Il y a 12 ans, Marvel Studios prenait un risque énorme avec Les Gardiens de la Galaxie. Ce pari spatial a redéfini tout le MCU.
En bref
- Les Gardiens de la Galaxie a prouvé que Marvel pouvait miser sur des héros inconnus et attirer un large public.
- Le film a changé le MCU en ouvrant la porte à un ton plus libre et à des histoires cosmiques.
- Il a lancé la saga Thanos en introduisant les Pierres d’Infinité et les grands enjeux à venir.
Douze ans plus tard, le constat tient toujours. Le MCU n’aurait probablement pas la même tête sans Les Gardiens de la Galaxie, sorti le 1er août 2014. Ce film n’a pas seulement marché, il a forcé Marvel Studios à revoir ce que son public était prêt à suivre, très loin d’Iron Man, de Thor ou de Captain America.
Un pari qui a validé la marque Marvel
À l’époque, Marvel Studios lâche 170 millions de dollars sur une équipe que le grand public connaissait à peine, Star-Lord, Gamora, Drax, Rocket et Groot.

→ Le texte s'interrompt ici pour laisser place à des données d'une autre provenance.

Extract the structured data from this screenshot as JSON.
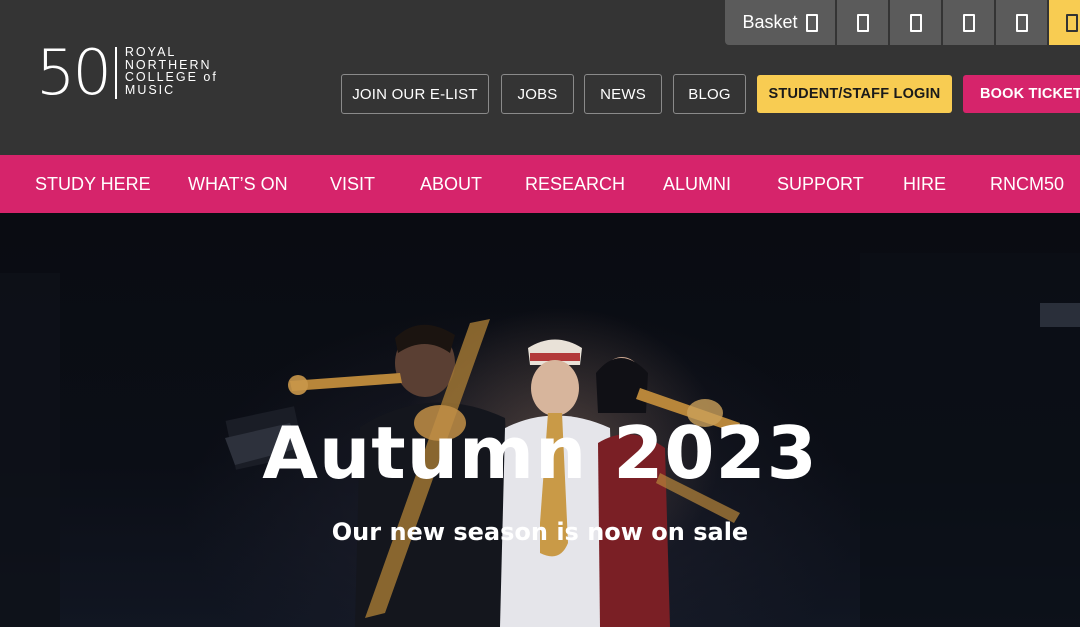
{
  "header": {
    "logo": {
      "number": "50",
      "lines": [
        "ROYAL",
        "NORTHERN",
        "COLLEGE of",
        "MUSIC"
      ]
    },
    "utility": {
      "basket_label": "Basket",
      "icons": [
        "basket-icon",
        "utility-icon-1",
        "utility-icon-2",
        "utility-icon-3",
        "utility-icon-4",
        "utility-icon-5"
      ]
    },
    "buttons": {
      "elist": "JOIN OUR E-LIST",
      "jobs": "JOBS",
      "news": "NEWS",
      "blog": "BLOG",
      "login": "STUDENT/STAFF LOGIN",
      "tickets": "BOOK TICKETS"
    }
  },
  "nav": {
    "items": [
      {
        "label": "STUDY HERE"
      },
      {
        "label": "WHAT’S ON"
      },
      {
        "label": "VISIT"
      },
      {
        "label": "ABOUT"
      },
      {
        "label": "RESEARCH"
      },
      {
        "label": "ALUMNI"
      },
      {
        "label": "SUPPORT"
      },
      {
        "label": "HIRE"
      },
      {
        "label": "RNCM50"
      }
    ]
  },
  "hero": {
    "title": "Autumn 2023",
    "subtitle": "Our new season is now on sale"
  },
  "colors": {
    "header_bg": "#343434",
    "brand_pink": "#d6246b",
    "accent_yellow": "#f8cc52",
    "utility_grey": "#5b5b5b"
  }
}
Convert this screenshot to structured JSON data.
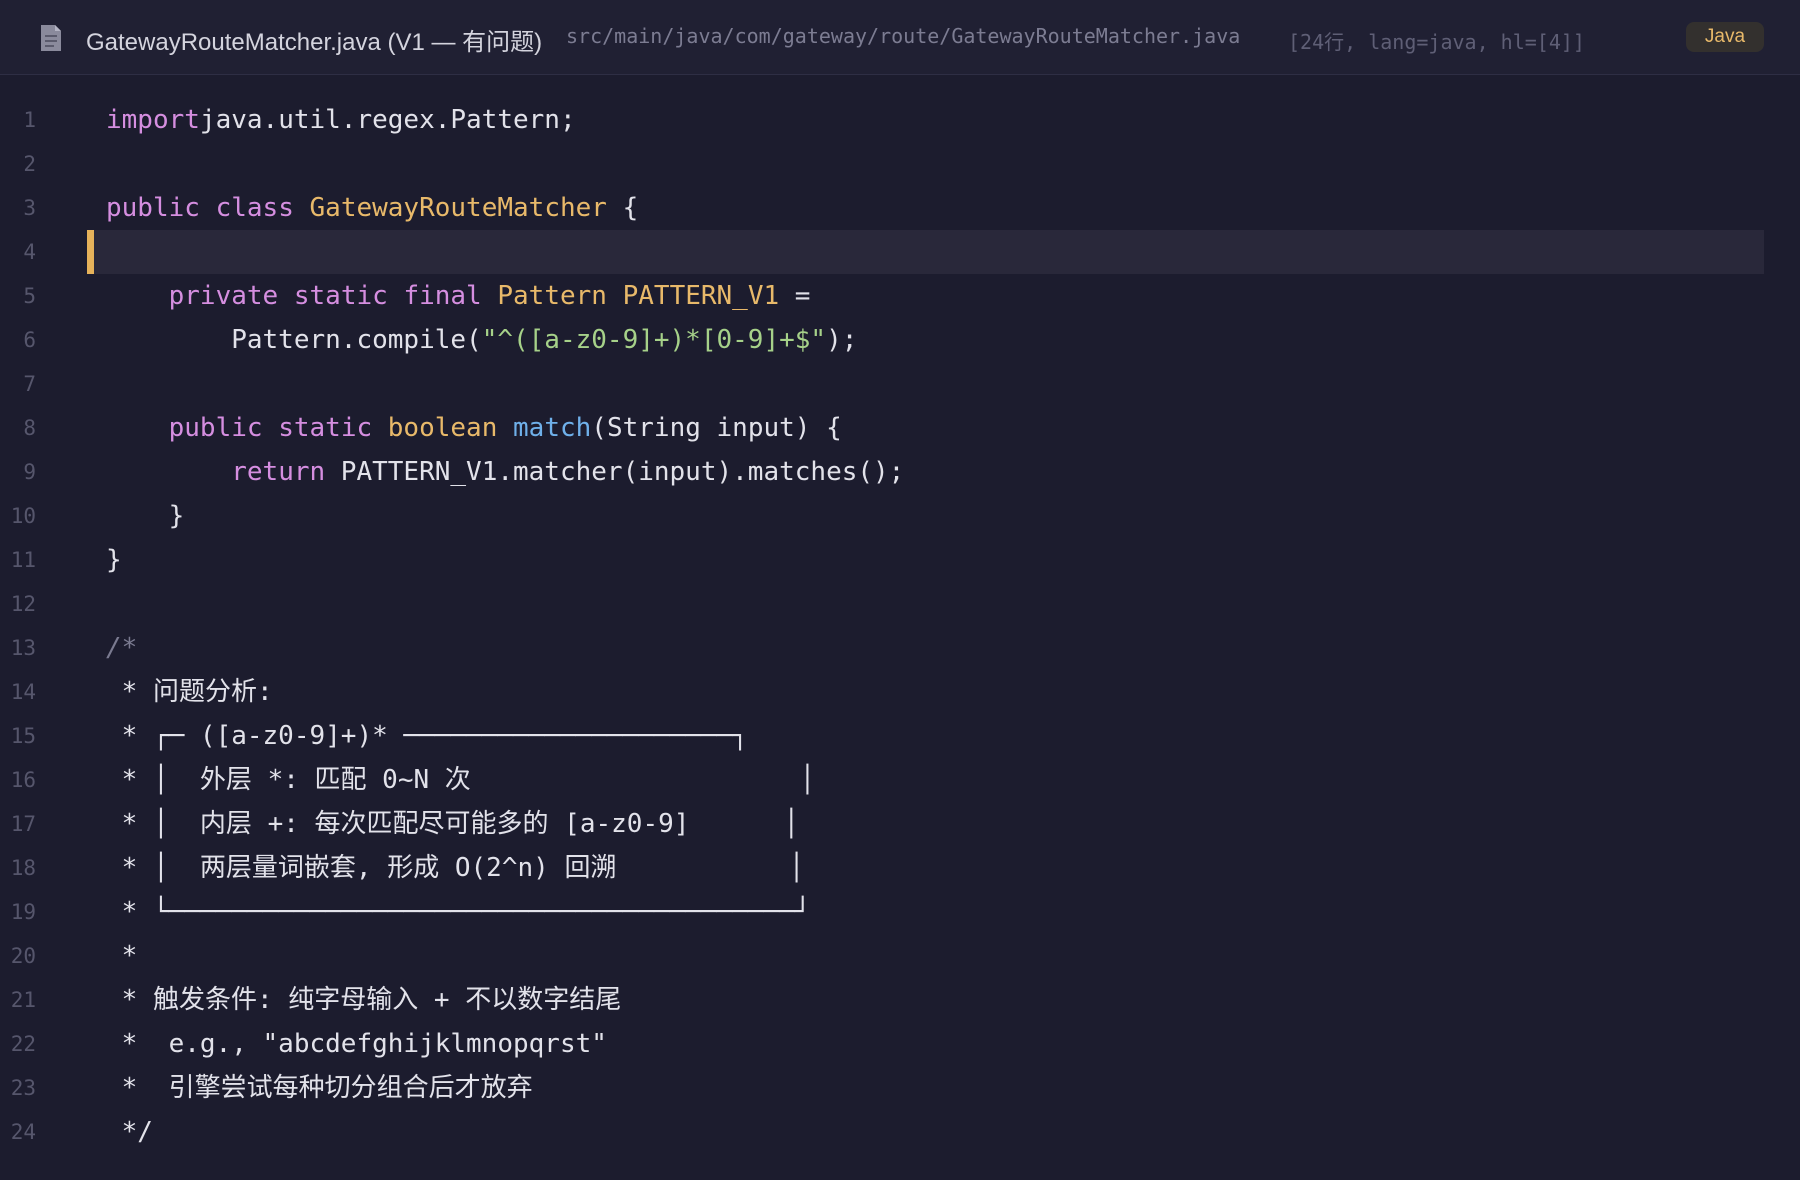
{
  "header": {
    "title": "GatewayRouteMatcher.java (V1 — 有问题)",
    "path": "src/main/java/com/gateway/route/GatewayRouteMatcher.java",
    "meta": "[24行, lang=java, hl=[4]]",
    "language_badge": "Java",
    "file_icon": "document-icon"
  },
  "colors": {
    "background": "#1c1c2e",
    "keyword": "#d58ee0",
    "type": "#e8b96a",
    "function": "#6fb0ea",
    "string": "#a6d189",
    "comment": "#7a7a90",
    "highlight_marker": "#e6b25a"
  },
  "editor": {
    "highlighted_lines": [
      4
    ],
    "lines": [
      {
        "n": "1",
        "t": [
          [
            "kw",
            "import"
          ],
          [
            "",
            "java.util.regex.Pattern;"
          ]
        ]
      },
      {
        "n": "2",
        "t": []
      },
      {
        "n": "3",
        "t": [
          [
            "kw",
            "public"
          ],
          [
            "",
            " "
          ],
          [
            "kw",
            "class"
          ],
          [
            "",
            " "
          ],
          [
            "ty",
            "GatewayRouteMatcher"
          ],
          [
            "",
            " {"
          ]
        ]
      },
      {
        "n": "4",
        "t": []
      },
      {
        "n": "5",
        "t": [
          [
            "",
            "    "
          ],
          [
            "kw",
            "private"
          ],
          [
            "",
            " "
          ],
          [
            "kw",
            "static"
          ],
          [
            "",
            " "
          ],
          [
            "kw",
            "final"
          ],
          [
            "",
            " "
          ],
          [
            "ty",
            "Pattern"
          ],
          [
            "",
            " "
          ],
          [
            "ty",
            "PATTERN_V1"
          ],
          [
            "",
            " ="
          ]
        ]
      },
      {
        "n": "6",
        "t": [
          [
            "",
            "        Pattern.compile("
          ],
          [
            "st",
            "\"^([a-z0-9]+)*[0-9]+$\""
          ],
          [
            "",
            ");"
          ]
        ]
      },
      {
        "n": "7",
        "t": []
      },
      {
        "n": "8",
        "t": [
          [
            "",
            "    "
          ],
          [
            "kw",
            "public"
          ],
          [
            "",
            " "
          ],
          [
            "kw",
            "static"
          ],
          [
            "",
            " "
          ],
          [
            "ty",
            "boolean"
          ],
          [
            "",
            " "
          ],
          [
            "fn",
            "match"
          ],
          [
            "",
            "(String input) {"
          ]
        ]
      },
      {
        "n": "9",
        "t": [
          [
            "",
            "        "
          ],
          [
            "kw",
            "return"
          ],
          [
            "",
            " PATTERN_V1.matcher(input).matches();"
          ]
        ]
      },
      {
        "n": "10",
        "t": [
          [
            "",
            "    }"
          ]
        ]
      },
      {
        "n": "11",
        "t": [
          [
            "",
            "}"
          ]
        ]
      },
      {
        "n": "12",
        "t": []
      },
      {
        "n": "13",
        "t": [
          [
            "cm",
            "/*"
          ]
        ]
      },
      {
        "n": "14",
        "t": [
          [
            "cb",
            " * 问题分析:"
          ]
        ]
      },
      {
        "n": "15",
        "t": [
          [
            "cb",
            " * ┌─ ([a-z0-9]+)* ─────────────────────┐"
          ]
        ]
      },
      {
        "n": "16",
        "t": [
          [
            "cb",
            " * │  外层 *: 匹配 0~N 次                     │"
          ]
        ]
      },
      {
        "n": "17",
        "t": [
          [
            "cb",
            " * │  内层 +: 每次匹配尽可能多的 [a-z0-9]      │"
          ]
        ]
      },
      {
        "n": "18",
        "t": [
          [
            "cb",
            " * │  两层量词嵌套, 形成 O(2^n) 回溯           │"
          ]
        ]
      },
      {
        "n": "19",
        "t": [
          [
            "cb",
            " * └────────────────────────────────────────┘"
          ]
        ]
      },
      {
        "n": "20",
        "t": [
          [
            "cb",
            " *"
          ]
        ]
      },
      {
        "n": "21",
        "t": [
          [
            "cb",
            " * 触发条件: 纯字母输入 + 不以数字结尾"
          ]
        ]
      },
      {
        "n": "22",
        "t": [
          [
            "cb",
            " *  e.g., \"abcdefghijklmnopqrst\""
          ]
        ]
      },
      {
        "n": "23",
        "t": [
          [
            "cb",
            " *  引擎尝试每种切分组合后才放弃"
          ]
        ]
      },
      {
        "n": "24",
        "t": [
          [
            "cb",
            " */"
          ]
        ]
      }
    ]
  }
}
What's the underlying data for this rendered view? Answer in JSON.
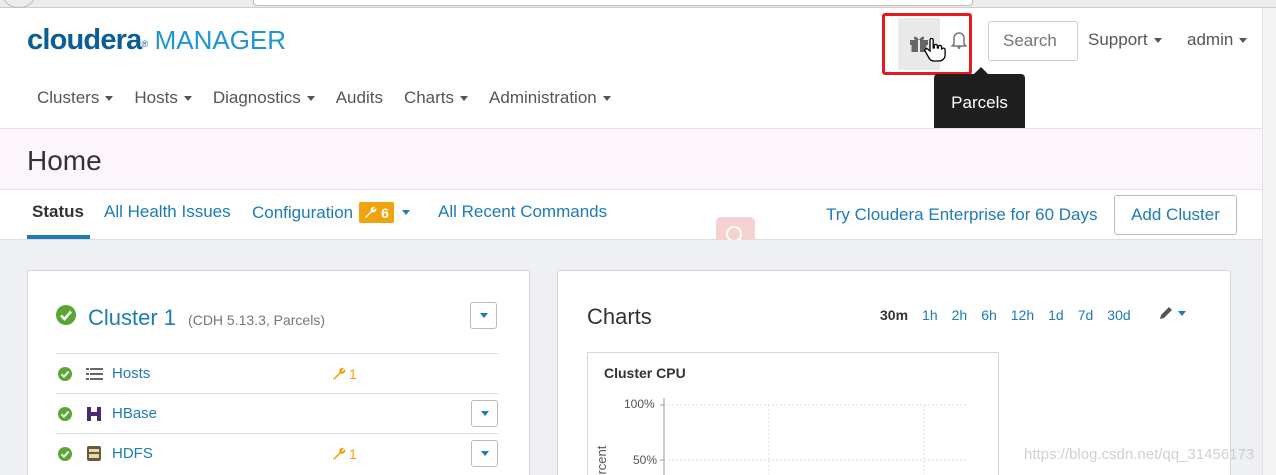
{
  "header": {
    "logo_main": "cloudera",
    "logo_reg": "®",
    "logo_sub": "MANAGER",
    "search_placeholder": "Search",
    "support_label": "Support",
    "admin_label": "admin",
    "tooltip": "Parcels"
  },
  "nav": {
    "items": [
      {
        "label": "Clusters",
        "dropdown": true
      },
      {
        "label": "Hosts",
        "dropdown": true
      },
      {
        "label": "Diagnostics",
        "dropdown": true
      },
      {
        "label": "Audits",
        "dropdown": false
      },
      {
        "label": "Charts",
        "dropdown": true
      },
      {
        "label": "Administration",
        "dropdown": true
      }
    ]
  },
  "page": {
    "title": "Home"
  },
  "tabs": {
    "status": "Status",
    "health": "All Health Issues",
    "config": "Configuration",
    "config_count": "6",
    "commands": "All Recent Commands",
    "trial": "Try Cloudera Enterprise for 60 Days",
    "add_cluster": "Add Cluster"
  },
  "cluster": {
    "name": "Cluster 1",
    "details": "(CDH 5.13.3, Parcels)",
    "services": [
      {
        "name": "Hosts",
        "config_issues": "1",
        "icon": "hosts-list-icon"
      },
      {
        "name": "HBase",
        "config_issues": "",
        "icon": "hbase-icon"
      },
      {
        "name": "HDFS",
        "config_issues": "1",
        "icon": "hdfs-icon"
      }
    ]
  },
  "charts": {
    "title": "Charts",
    "ranges": [
      "30m",
      "1h",
      "2h",
      "6h",
      "12h",
      "1d",
      "7d",
      "30d"
    ],
    "selected_range": "30m",
    "cpu_chart": {
      "title": "Cluster CPU",
      "y_ticks": [
        "100%",
        "50%"
      ],
      "y_axis_label": "percent"
    }
  },
  "watermark": "https://blog.csdn.net/qq_31456173",
  "colors": {
    "brand": "#0a5e95",
    "link": "#1c7bb8",
    "ok": "#5aa632",
    "warning": "#f0a30a",
    "highlight": "#e8181e"
  }
}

Même côté comics, on n’était pas sur des poids lourds. Bref, un vrai test de confiance dans la marque Marvel et dans la mise en scène de James Gunn.
Résultat, le film démarre à 94,3 millions de dollars aux États-Unis, un record pour un mois d’août à ce moment-là, puis grimpe à 773 millions de dollars) dans le monde. Le message est limpide, le logo Marvel Studios pouvait vendre des personnages inconnus à très grande échelle. C’est ce genre de leçon qui a ensuite légitimé d’autres paris comme Ant-Man ou Black Panther.
Le film qui a cassé la formule maison
Avant ça, le MCU suivait surtout le sillage d’Iron Man, action ancrée sur Terre, humour sec, enjeux relativement cadrés. Les Gardiens de la Galaxie a envoyé tout ça dans l’espace, avec une énergie de space opera, une bande-son pop années 1980 et un ton d’équipe beaucoup plus frontalement comique.
Et ce n’est pas un détail. Le film a prouvé que l’univers pouvait encaisser des styles très différents sans perdre sa cohérence. Cette liberté de ton finira d’ailleurs par se voir dans l’angle comique de Thor: Ragnarok.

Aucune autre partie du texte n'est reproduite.